Autonomy and purpose

Deep Magic

“Everybody chill out…can’t we just get along?” This was the gut of John Kasich’s remarks regarding the controversial HB-2 legislation passed in North Carolina. A part of me feels sorry for Kasich; whether the question involves same-sex marriage or the emergence of trans/queer concepts of gender and sexuality, he has no firm, convictional allegiance in these debates. Yet he finds himself ever lonelier in a disappearing middle ground. To make matters worse, these questions are not fading away; unceasingly, they bombard the news headlines and are on everyone’s mind, as America continues to descend into a cultural civil war.

Many predicted that the verdict of Obergefell v. Hodges would both settle the disagreement over same-sex marriage (thus establishing a “right” side of history) and conclude the extent of institutional social change. But now we see that the culture war is far from over and that the moral revolution has much farther to fly. This raises an important question, which is, “Just how far will these winds take us?” Finding the answer requires us to evaluate the nature of our society’s transformation.

Today we stand in the midst of a moral revolution. Not a moral change, but a revolution. Albert Mohler makes a brilliant distinction between these two that allows us to understand what is happening in our society. On the one hand, a moral change is the fleshing out of a foundational moral framework. For instance, the abolition of slavery in the 1860s and the Jim Crowe laws in the 1960s reflect the gradual, consistent application to society of the moral principle that all humans are created equal. Meanwhile, a moral revolution is the renunciation and overthrow of a society’s deepest moral principles and their replacement with an alternative moral framework. America’s recent redefinition of marriage and the current LGBTQ revolution fall into this latter category.

Marriage has classically been recognized as the most foundational institution in all of society. As an institution, it is exceedingly beneficial to mankind and arguably the bedrock of civilization. Consider this report by the Brookings Institute, which regards marriage between adults as one of the greatest predictors of living above the poverty line in America, alongside graduating high school and working a full time job. The Judeo-Christian worldview, which has been instrumental in the development of Western civilization, understands marriage to have been defined and established by God alongside the creation of human beings as male and female.

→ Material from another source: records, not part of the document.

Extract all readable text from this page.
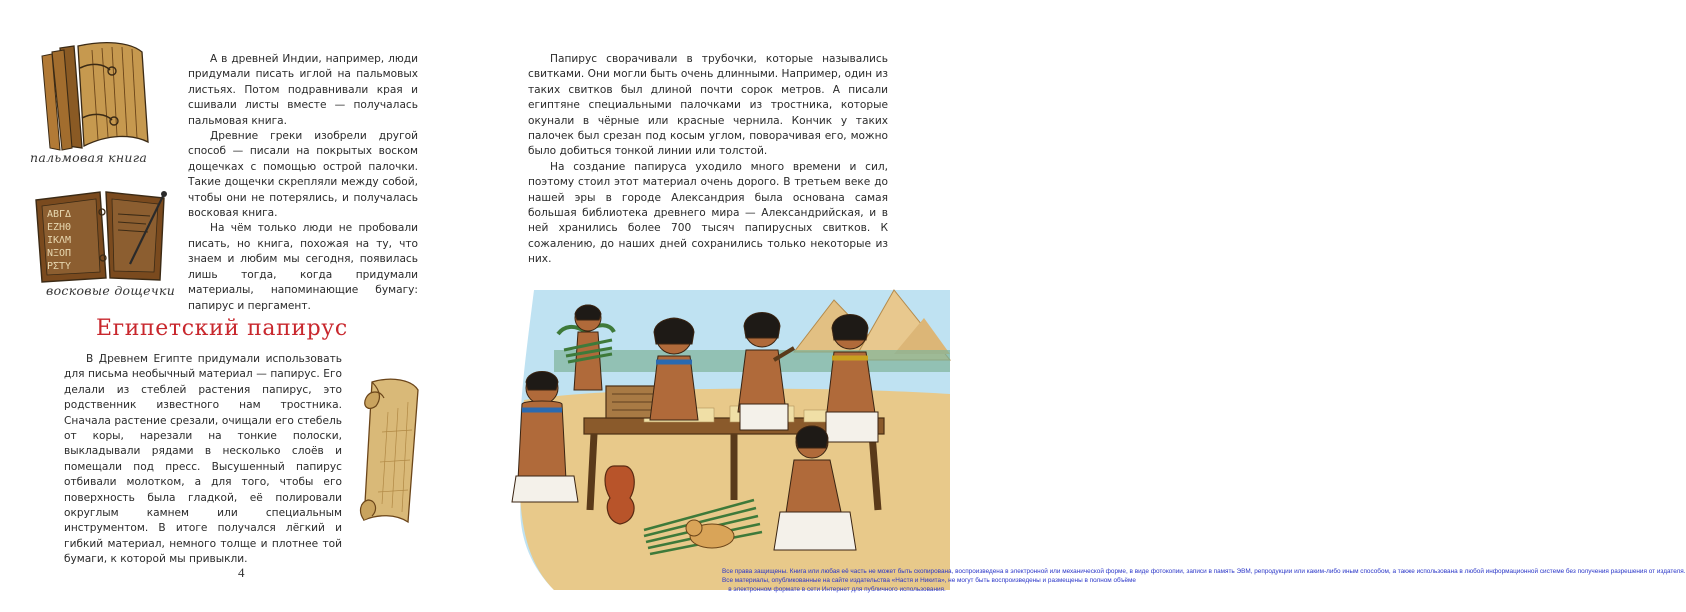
пальмовая книга
ΑΒΓΔ
ΕΖΗΘ
ΙΚΛΜ
ΝΞΟΠ
ΡΣΤΥ
восковые дощечки

А в древней Индии, например, люди придумали писать иглой на пальмовых листьях. Потом подравнивали края и сшивали листы вместе — получалась пальмовая книга.

Древние греки изобрели другой способ — писали на покрытых воском дощечках с помощью острой палочки. Такие дощечки скрепляли между собой, чтобы они не потерялись, и получалась восковая книга.

На чём только люди не пробовали писать, но книга, похожая на ту, что знаем и любим мы сегодня, появилась лишь тогда, когда придумали материалы, напоминающие бумагу: папирус и пергамент.

Египетский папирус

В Древнем Египте придумали использовать для письма необычный материал — папирус. Его делали из стеблей растения папирус, это родственник известного нам тростника. Сначала растение срезали, очищали его стебель от коры, нарезали на тонкие полоски, выкладывали рядами в несколько слоёв и помещали под пресс. Высушенный папирус отбивали молотком, а для того, чтобы его поверхность была гладкой, её полировали округлым камнем или специальным инструментом. В итоге получался лёгкий и гибкий материал, немного толще и плотнее той бумаги, к которой мы привыкли.

4

Папирус сворачивали в трубочки, которые назывались свитками. Они могли быть очень длинными. Например, один из таких свитков был длиной почти сорок метров. А писали египтяне специальными палочками из тростника, которые окунали в чёрные или красные чернила. Кончик у таких палочек был срезан под косым углом, поворачивая его, можно было добиться тонкой линии или толстой.

На создание папируса уходило много времени и сил, поэтому стоил этот материал очень дорого. В третьем веке до нашей эры в городе Александрия была основана самая большая библиотека древнего мира — Александрийская, и в ней хранились более 700 тысяч папирусных свитков. К сожалению, до наших дней сохранились только некоторые из них.

Все права защищены. Книга или любая её часть не может быть скопирована, воспроизведена в электронной или механической форме, в виде фотокопии, записи в память ЭВМ, репродукции или каким-либо иным способом, а также использована в любой информационной системе без получения разрешения от издателя.
Все материалы, опубликованные на сайте издательства «Настя и Никита», не могут быть воспроизведены и размещены в полном объёме
в электронном формате в сети Интернет для публичного использования.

Meanwhile, the LGBTQ movement seeks to renounce the Judeo-Christian worldview in such a radical way that it is not simply desiring to depart from the Judeo-Christian moral framework, but from any sense of an objectively ordered creation. This is essential for the LGBTQ movement’s ideological integrity, given that it advocates a radical autonomy that is guided by the authority of subjective experience. In other words, it claims that every person’s subjective experience is an absolute reality that must be recognized as such in the public square and by every individual. Any objective understanding of reality that might conflict with a person’s subjective, autonomous understanding of reality is perceived as a threat.

The proponents of the moral revolution take this so seriously that they even turn against their own when transgender individuals don’t subscribe to complete subjectivity of experience. For example, when Caitlin Jenner inadvertently held up a binary understanding of gender, leaders of the LGBTQ movement lashed out. Jacob Tobia’s reaction and others like it are vital to protecting the integrity of their cause—not because they perceived Jenner as a “bigot,” a “homophobe” or a “transphobe,” but because anything other than a complete deconstruction of gender via “gender fluidity” limits this unbounded autonomy, which is the ability to define what something is by an act of sheer personal will.

Removing the objective framework in society requires re-engineering the building blocks of society at the most fundamental level. And indeed this is happening, from the debate over bathrooms to the new “gender-neutral” preschools that attempt to eliminate the basic structure of gender binaries through education at a young age. As Albert Mohler puts it, this “moral revolution takes no prisoners.” The end of this revolution is the supremacy of an individual’s will at the expense of any objectivity that threatens to cross it.

John Kasich wants the controversy of marriage and bathrooms to abate so that our culture can reclaim peace, but the reality is that this cultural war is inevitable because it is about something deeper. The reason why there is no intellectual middle ground is that the disagreement at stake is about the fundamental nature of existence. We must ask ourselves, “Is truth, reality and morality objectively defined or autonomously defined?” There is no getting around this dilemma; we must think through the question.

Are we the only measure of ourselves? I don’t think we are. If person X rapes someone, is it only wrong if he decides it is? Or if enough people say it is? Or if it simply has undesirable consequences? None of these make an action truly “wrong” in itself, because for an action to be truly wrong, it must be wrong regardless of time or culture or circumstances. The understanding that such an act is morally wrong, regardless of what people on earth believe about it, requires a transcendent moral code that comes from above—a supreme personal being.

The same God who gives you the basis for real and true justice also tells us who we are, what we are and what it is each of us was made for – to know and have a loving relationship with Him. Is your autonomy worth more to you than that? That is a question only you can answer.

Addison Merryman is a Trinity junior. This is his final column of the semester.